When the Crimean War erupted, the War Office recruited Nightingale to their hospitals in Crimea. The mortality rate was horrendous as disease swept over them. Poor medical care was also helping more to the grave. Nightingale recruited 40 women nurses and headed for Scutari. Nightingale was soon at work in the Barrack Hospital. Inadequate and disorganized, supplies were long in coming. Shortages were also a frequent occurrence. Often time supplies would sit in port aboard ships and rot, because they could not be landed. Other times they sat in storage while soldiers died, because the supplies had not yet been inspected. By late 1854 Nightingale had things functioning a little better. While she had unending duties to attend to, matters were made worse by constant power struggles by other nurses who wished to have the limelight. New nurses that were brought in much of the time did their best to discredit or tear down Nightingale’s work. In fact these other nurses tended to be undisciplined.
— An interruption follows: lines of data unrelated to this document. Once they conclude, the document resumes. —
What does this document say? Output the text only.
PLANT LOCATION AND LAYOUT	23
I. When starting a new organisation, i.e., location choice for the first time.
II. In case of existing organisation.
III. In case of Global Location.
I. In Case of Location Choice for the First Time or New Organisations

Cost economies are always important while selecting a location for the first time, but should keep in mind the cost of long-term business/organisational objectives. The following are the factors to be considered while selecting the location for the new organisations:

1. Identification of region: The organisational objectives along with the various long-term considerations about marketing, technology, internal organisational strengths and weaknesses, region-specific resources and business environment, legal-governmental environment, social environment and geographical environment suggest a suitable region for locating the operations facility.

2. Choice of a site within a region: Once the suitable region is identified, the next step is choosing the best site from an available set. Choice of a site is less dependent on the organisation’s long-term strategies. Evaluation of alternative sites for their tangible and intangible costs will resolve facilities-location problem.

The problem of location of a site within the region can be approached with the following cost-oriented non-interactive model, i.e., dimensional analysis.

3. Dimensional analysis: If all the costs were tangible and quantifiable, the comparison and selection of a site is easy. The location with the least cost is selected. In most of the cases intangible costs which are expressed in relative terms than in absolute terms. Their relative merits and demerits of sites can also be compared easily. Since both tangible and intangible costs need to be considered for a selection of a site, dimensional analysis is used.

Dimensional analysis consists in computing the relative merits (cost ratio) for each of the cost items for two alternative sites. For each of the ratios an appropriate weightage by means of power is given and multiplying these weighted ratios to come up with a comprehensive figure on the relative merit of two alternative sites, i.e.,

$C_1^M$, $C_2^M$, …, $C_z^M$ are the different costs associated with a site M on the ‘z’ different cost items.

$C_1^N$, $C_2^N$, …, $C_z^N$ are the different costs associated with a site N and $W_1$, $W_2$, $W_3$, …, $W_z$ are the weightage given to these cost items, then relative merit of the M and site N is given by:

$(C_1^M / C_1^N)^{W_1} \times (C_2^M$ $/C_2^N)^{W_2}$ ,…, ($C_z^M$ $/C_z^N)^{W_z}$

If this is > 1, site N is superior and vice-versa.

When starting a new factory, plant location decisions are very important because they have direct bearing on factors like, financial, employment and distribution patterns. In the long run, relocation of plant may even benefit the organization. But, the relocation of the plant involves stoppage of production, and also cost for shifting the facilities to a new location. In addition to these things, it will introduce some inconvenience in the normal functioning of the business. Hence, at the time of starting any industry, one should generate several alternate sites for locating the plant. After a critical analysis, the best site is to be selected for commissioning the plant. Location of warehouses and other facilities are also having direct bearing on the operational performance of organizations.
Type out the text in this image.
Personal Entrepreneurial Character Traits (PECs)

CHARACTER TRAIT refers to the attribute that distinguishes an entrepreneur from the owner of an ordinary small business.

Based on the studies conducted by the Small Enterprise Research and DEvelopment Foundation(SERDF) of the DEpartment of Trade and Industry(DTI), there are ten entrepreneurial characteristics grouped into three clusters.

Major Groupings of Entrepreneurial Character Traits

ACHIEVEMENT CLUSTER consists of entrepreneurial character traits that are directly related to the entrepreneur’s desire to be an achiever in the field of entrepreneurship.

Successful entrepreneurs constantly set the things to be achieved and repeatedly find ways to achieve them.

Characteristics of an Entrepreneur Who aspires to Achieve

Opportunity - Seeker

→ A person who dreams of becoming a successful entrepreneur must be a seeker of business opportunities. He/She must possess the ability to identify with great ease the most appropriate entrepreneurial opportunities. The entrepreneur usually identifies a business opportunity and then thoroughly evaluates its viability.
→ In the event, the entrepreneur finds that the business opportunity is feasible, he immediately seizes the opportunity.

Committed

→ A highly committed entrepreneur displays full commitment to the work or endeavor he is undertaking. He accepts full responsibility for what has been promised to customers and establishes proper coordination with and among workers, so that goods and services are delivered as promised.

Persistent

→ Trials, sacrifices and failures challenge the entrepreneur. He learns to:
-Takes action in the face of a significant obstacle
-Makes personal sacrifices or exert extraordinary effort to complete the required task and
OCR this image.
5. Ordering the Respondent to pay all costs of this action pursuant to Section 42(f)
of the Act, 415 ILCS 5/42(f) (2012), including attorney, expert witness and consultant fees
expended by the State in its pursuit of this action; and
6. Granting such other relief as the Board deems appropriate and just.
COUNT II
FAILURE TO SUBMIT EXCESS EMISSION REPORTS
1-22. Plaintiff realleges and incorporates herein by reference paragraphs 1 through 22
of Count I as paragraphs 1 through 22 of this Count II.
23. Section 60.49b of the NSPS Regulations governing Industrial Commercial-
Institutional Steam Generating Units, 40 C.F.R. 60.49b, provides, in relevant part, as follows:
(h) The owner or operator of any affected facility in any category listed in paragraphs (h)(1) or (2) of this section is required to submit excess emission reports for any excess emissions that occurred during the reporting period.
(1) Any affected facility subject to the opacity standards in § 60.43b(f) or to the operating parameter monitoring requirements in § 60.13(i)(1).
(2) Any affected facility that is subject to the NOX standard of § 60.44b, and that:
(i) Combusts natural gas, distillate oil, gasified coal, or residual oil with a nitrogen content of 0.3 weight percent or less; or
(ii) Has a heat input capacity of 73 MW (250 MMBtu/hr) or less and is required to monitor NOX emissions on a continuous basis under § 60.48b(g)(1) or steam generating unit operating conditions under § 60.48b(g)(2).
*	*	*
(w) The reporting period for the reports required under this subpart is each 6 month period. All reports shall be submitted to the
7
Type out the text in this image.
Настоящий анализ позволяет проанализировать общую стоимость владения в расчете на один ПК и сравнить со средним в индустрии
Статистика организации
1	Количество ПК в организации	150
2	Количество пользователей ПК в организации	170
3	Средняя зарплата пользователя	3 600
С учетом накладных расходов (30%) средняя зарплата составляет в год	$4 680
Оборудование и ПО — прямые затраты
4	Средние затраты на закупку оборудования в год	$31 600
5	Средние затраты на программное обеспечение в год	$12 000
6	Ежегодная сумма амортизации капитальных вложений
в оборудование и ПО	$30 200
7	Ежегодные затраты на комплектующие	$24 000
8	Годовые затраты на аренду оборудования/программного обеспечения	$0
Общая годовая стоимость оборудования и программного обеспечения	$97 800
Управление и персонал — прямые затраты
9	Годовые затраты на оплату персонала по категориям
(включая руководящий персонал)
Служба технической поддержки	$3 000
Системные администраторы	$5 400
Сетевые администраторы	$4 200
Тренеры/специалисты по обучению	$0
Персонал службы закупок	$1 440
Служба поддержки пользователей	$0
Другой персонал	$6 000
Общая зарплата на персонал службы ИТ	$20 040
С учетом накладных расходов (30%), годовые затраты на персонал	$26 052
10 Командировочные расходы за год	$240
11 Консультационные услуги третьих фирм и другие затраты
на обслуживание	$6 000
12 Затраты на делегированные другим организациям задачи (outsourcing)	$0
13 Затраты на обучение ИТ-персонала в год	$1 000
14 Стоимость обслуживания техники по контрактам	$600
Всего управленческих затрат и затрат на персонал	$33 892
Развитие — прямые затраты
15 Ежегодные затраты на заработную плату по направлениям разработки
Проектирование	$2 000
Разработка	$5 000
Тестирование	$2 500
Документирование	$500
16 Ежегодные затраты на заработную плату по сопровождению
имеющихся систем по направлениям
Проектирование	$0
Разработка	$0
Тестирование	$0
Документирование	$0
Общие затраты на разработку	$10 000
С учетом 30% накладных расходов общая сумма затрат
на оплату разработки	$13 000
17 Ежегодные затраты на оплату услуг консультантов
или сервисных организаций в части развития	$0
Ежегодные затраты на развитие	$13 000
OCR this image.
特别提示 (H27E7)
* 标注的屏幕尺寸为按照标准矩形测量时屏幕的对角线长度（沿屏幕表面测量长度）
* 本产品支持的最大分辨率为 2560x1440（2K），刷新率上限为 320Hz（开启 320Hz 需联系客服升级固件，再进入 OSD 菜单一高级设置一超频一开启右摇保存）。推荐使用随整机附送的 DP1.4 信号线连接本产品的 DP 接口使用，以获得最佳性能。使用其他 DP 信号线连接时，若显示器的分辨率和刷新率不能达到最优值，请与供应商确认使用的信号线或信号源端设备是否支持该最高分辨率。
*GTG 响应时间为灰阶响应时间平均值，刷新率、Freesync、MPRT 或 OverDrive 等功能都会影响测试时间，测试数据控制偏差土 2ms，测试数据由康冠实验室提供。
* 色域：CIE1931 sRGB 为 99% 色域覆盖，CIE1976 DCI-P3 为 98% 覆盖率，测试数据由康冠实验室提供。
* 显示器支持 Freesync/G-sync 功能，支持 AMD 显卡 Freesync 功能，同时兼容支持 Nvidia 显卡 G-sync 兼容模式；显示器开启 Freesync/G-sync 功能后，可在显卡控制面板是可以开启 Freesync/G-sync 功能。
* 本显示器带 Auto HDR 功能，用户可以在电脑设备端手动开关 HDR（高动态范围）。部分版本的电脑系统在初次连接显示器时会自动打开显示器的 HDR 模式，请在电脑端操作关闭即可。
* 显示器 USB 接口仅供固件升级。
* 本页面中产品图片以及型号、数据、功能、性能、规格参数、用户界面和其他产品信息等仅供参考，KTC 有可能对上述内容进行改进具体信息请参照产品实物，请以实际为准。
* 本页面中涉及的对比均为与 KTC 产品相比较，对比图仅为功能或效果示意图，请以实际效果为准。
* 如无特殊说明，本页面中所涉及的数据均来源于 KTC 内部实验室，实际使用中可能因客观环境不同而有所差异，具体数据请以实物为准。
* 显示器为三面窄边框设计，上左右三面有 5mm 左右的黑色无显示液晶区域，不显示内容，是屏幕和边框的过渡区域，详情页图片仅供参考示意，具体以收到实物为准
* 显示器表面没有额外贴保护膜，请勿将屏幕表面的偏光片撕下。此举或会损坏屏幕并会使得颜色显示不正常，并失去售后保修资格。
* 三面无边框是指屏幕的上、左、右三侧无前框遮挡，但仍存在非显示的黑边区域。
While in Balaclava inspecting a hospital, Nightingale caught Crimean fever. Although she began to recover she was left weakened and taken back to Scutari. Upon her recovery Nightingale learned that a nurse had been stealing supplies. Not wanting to cause an uproar the nurse was sent home. Back in England the nurse accused Nightingale of letting stores rot and ‘informed’ the War Office of Nightingale’s other dastardly deeds.
Drunkenness among the soldiers was very severe, and many times the liquor they consumed would kill them. Nightingale sought to correct this by opening a reading room and treating the soldiers like human beings. Officers tended to look on the foot soldiers as animals.The ‘drink shops’ were closed and recreational building set up.
In England Nightingale was becoming popular. A fund had been set up for her to use to educate nurses later on and Queen Victoria had given her a brooch. All of this attention went practically unheeded by Nightingale, who despised fame. Her character had undergone a tremendous transformation from the girl who had imagined herself a heroine. Incidentally, she was cured of her ‘dreaming’.
By 1856 the war was over and Nightingale was in poor health having suffered from sciatica in ‘55, among other things. On July 16th, the last of the Barrack Hospital’s inmates had left. Nightingale’s stint was over in Crimea, but because of her experience there she could not rest. The loss in Crimea had been devastating and it anguished her. Back home she isolated herself and long into the nights she could be heard pacing in her room. She couldn’t let the Crimean disaster be repeated. Reform had to take place in the army, with better medical care implemented. Almost as soon as she got back she was beginning the long road to reform.
Nightingale neglected her health and there were many times when she, and those around her, believed she would die very soon. However she kept on. Although she managed to survive the circumstances many of her friends died one by one all around her. It was distressing and in many aspects Nightingale felt she had been a failure accomplishing very little of what she had set out to do. In 1880 her mother, who she had reconciled with, died. Fanny had lost her sight and her mind. On August 13, 1910 Nightingale followed her parents and sister to the grave. She had lived a hard and illustrious life.